A proposta de regulamento que acolhe a modernização dos instrumentos de defesa comercial para proteger o emprego e indústria na União Europeia foi aprovada pelos eurodeputados esta quarta-feira.

“A proposta, já acordada entre o Parlamento Europeu e os Estados-membros, altera os atuais regulamentos anti-dumping e antissubvenções para melhor proteger as empresas europeias de práticas comerciais desleais”, lê-se num comunicado de Bruxelas.

A revisão da norma europeia sobre os instrumentos de defesa comercial, a primeira desde 1995, tem como objetivo “combater o dumping social e ambiental de uma forma mais eficaz e proteger os produtores europeus dos prejuízos causados pela concorrência desleal de países terceiros”.

Com a revisão aprovada, os Estados-membros podem “impor direitos mais elevados sobre as impostações que são objecto de dumping ou de subvenções”. E permitem que sejam iniciadas investigações sem um pedido oficial da indústria quando existir uma ameaça de retaliação por parte de países terceiros, além de diminuírem o período dessas investigações.

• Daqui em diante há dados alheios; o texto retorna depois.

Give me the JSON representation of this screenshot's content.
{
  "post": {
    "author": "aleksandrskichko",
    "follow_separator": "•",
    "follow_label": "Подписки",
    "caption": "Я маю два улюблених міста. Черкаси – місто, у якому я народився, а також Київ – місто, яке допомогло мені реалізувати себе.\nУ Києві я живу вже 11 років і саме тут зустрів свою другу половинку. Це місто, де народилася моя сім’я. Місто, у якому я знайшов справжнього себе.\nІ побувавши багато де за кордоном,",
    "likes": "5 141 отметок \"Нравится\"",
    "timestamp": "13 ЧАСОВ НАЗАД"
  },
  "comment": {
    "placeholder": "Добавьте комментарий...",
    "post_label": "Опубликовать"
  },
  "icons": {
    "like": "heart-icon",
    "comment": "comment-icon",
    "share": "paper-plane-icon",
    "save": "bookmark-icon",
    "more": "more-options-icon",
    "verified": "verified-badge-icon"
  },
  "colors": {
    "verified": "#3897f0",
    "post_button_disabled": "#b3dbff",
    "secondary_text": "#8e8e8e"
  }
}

Assim, Bruxelas vai criar um Serviço de Apoio dedicado às pequenas e médias empresas e permitirá que sindicatos apresentem queixas juntamente com a indústria. Ou seja, as entidades sindicais não só continuaram a proteger os interesses dos trabalhadores sindicados, como passam a poder agir em defesa de um setor.

O regulamento revisto entra em vigor na primeira quinzena de Junho, após publicação do Jornal Oficial da União Europeia (boletim informativo idêntico ao Diário da República).